The book looks into what has makes the modern nerd both internally and externally. That means everything from the historical forces that turned the intellectual and social outcasts of the past into the modern dweeb, the simple etymology of the word nerd, to the personal forces that determine one is a nerd as opposed to any other label one could be thrown under in life. There is also an examination of the various factions of nerdery that exists today as well as some personal memoirs to give things an authentic weight.
Since Benjamin Nugent confesses to at one time be a fairly heavy computer and D&D nerd that is where a good deal of the in-depth analysis lies. There is also a bit of focus of SCA and science fiction geeks as well. Because this is still the Reverse Thieves blog and not the All Geeks Considered website I must mention that while Japanese otaku and American anime fans come up they are more footnotes than anything else. There is a small chapter about the author going to an Anime con and a bit on yaoi they are more just casual mentions. It is called American Nerd so it mostly focuses on American based nerdy pastimes. Self hating American anime fans can read all they wish into that.
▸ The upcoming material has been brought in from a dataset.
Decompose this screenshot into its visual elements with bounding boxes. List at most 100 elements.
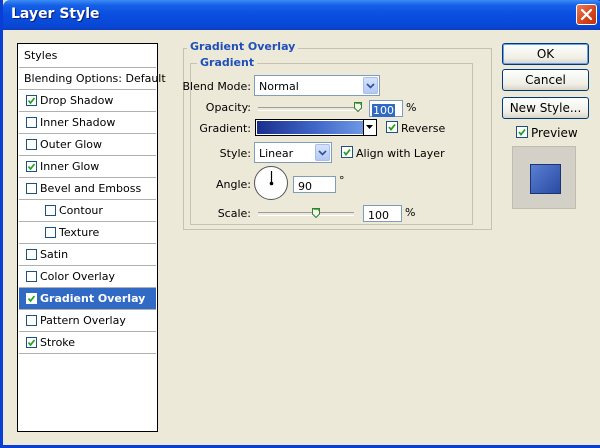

But speaking of self hating nerds they is a details look at both the classic jocks vs. nerds battle as well as the self loathing that geek heap upon themselves. It is a fascinating look into how the nerd deals with opposition just as fierce from within as from without.
The book is hardly perfect. For as many geek cliques as the book examines it leaves out twice as many. And those groups it does cover are hardly done in any depth. Also I would have been very curious for him to examine the fact that the most savage enemies of nerds are often other nerds from different camps. The old Geek Social Hierarchy Chart sums that up better than I ever could. Heck I have had 4 conversations recently about how the once united kingdoms of fantasy and sci-fi have grown into separate armies with a great deal of animosity between them. And most of all I just disagree with some of the conclusions he proposes. Some of his links to racial and religious prejudices in the past to nerdy prejudices in the present seem suspect.
But in the end it is all forgivable because this is not supposed to be Tablets of Stone from Mount Sinai of Nerdom (or should I say Tablets of Mythril from Mount Gundabad.) It is supposed to get your brain to think about nerds beyond the normal jocks vs. nerds hierarchy. In that regard I think it succeeds for both people who know nerds and those who are neck-deep as well. And that is reason enough to give the book a once over.
Picked up American Nerd randomly because the name caught my eye. It is part memoir, part theory, part discussion starter about the origin and lifestyles of nerds in the U.S. It touches on everything from where the word “nerd” may have started and how it became part of the vernacular; to the divide between emotional thought and rational thought; to observations of various nerd events.
One section I really enjoyed was about the situational nerds who are pushed into the nerd category because of that grand social hierarchy where someone must be on the outside. But many of these people don’t have the traditional personality types of nerds. This resonated with me personally.
He has quite a few bits about anime culture though you could tell that he wasn’t all that familiar with it on a one to one scale as he was with something like D&D. Some of the more interesting bits were about observing how Asians had become synonymous with nerds on a few levels. He also talked about the link between Japanese culture and nerdom starting with cyber punk and technology in the early 80s. I realized that though the links between nerds and Japan have changed over the years (less to do with sci-fi for example), that association of Japan as a geek paradise is still there. You see this in news reports as well as anime fandom.
I enjoyed the book and I didn’t feel like he was putting forth his ideas as the gospel. There were parts that struck me as odd like the section about polygamists, but overall I found a lot of interesting discussions can come out of this book. Especially if you are a nerd.